The style of the writing varies within each of the 3 stories. I was a bit confused at first, and actually even scared, whether the entire book would be written in an “old-fashioned” kind of way. My comment on it in the beginning was that it read like nothing more than a simple love story in a LGBTQ+ variation of something Jane-Austen-like. But luckily no, that was just the way it was fittingly chosen for the part taking place in 1893. It nevertheless took quite long to get into the story, about 100 pages to be exact 🙈 That and another little point, where the pacing towards the very end of the book felt a bit off, was why I finally decided to reduce the rating by 1 ★. By the end of the third story it almost seemed like it was forced to be wrapped up quicker, to not make the book even longer. This resulted in some situations being a bit less believable that the rest that was described before.

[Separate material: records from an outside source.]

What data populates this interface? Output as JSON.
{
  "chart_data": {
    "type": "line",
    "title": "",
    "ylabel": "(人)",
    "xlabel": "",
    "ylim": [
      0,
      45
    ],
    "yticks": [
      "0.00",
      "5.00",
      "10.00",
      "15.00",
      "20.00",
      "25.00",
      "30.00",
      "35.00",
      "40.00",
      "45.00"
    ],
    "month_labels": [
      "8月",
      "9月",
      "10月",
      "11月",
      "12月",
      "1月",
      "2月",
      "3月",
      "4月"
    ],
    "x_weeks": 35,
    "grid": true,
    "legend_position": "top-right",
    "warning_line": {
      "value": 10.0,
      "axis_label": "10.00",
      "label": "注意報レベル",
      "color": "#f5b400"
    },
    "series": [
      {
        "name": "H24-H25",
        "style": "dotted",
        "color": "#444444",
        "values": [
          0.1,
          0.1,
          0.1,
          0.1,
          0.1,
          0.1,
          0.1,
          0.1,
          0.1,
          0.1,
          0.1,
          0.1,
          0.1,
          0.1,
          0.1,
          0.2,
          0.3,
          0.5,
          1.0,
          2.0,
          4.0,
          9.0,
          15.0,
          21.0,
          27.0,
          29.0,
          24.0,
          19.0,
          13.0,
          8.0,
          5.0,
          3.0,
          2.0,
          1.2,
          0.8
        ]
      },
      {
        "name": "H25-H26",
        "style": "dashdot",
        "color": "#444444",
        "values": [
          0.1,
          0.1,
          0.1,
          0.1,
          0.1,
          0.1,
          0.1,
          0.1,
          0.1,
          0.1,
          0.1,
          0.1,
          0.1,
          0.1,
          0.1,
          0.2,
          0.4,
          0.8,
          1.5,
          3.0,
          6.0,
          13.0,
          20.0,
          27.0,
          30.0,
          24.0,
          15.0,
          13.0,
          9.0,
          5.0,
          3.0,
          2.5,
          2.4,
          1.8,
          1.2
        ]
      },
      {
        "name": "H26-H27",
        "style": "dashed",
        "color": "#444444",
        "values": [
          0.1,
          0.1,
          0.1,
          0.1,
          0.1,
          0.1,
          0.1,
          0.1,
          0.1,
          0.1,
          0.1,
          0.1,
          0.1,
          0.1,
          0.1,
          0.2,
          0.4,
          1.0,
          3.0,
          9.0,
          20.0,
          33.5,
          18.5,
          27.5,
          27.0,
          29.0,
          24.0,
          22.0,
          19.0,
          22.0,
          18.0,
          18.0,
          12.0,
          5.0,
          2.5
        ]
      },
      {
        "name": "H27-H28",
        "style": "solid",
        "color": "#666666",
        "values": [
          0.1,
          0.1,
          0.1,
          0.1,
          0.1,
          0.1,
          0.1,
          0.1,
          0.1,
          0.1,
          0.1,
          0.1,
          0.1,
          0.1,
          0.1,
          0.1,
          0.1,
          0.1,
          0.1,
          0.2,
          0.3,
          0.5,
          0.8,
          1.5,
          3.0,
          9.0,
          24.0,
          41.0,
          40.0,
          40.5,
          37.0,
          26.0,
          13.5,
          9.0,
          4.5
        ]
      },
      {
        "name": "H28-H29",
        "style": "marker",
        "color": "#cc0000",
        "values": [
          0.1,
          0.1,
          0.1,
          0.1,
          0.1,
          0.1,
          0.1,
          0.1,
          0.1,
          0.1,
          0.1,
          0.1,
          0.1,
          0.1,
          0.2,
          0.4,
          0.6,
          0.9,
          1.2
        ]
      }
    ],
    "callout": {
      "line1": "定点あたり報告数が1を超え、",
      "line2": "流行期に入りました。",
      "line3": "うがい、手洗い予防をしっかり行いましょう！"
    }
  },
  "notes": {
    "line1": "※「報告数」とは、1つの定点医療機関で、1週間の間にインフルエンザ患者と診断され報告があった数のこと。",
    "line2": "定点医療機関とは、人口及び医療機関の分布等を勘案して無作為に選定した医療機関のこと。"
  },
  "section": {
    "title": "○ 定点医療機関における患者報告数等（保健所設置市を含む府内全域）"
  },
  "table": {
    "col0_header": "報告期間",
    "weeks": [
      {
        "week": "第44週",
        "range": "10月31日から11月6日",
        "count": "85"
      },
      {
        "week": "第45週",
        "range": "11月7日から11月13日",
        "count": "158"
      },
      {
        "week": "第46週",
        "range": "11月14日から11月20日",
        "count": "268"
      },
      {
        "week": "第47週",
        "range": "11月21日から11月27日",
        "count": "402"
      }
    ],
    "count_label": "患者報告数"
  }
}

What was great from the very beginning on though, is how vivid and detailed the descriptions of the settings were, so that you could instantly paint a picture of them in your imagination. Once you got the hang of who all the characters were, you did really get attached to them, not wanting the part of the book to end that they were in.
What else I loved about the book were the jumps in time in the storytelling, showing you snippets of the future of the characters. I think this is what essentially made the 700 pages fly by. The little plot twists that you got from time to time, for example when you were so used to all the homosexual characters that you started imagining them everywhere and suddenly were taken completely by surprise. But most of all, the book touched me on various emotional levels. It wasn’t something like “A Little Life” that swallowed you whole and threw you into a deep and inevitable darkness. The emotional strings that were pulled, were much more subtle here and I did tear up over a couple of different passages.
I would suggest you the book if you are a fan of an intricate style of writing, well developed characters, intertwining storylines and you’ve got a bit of time on your hands 🤭 I do think that you should be ready to put in some longer reading sessions, to be able to remember the details, linking the different stories within the book together. All in all, I was really hesitating between the rating of 4/5 or 5/5★, so this was a really close one. In any case, I have discovered the versatility of Hanya Yanagihara’s writing and I can’t wait to read her first novel, “The People in the Trees”, very soon!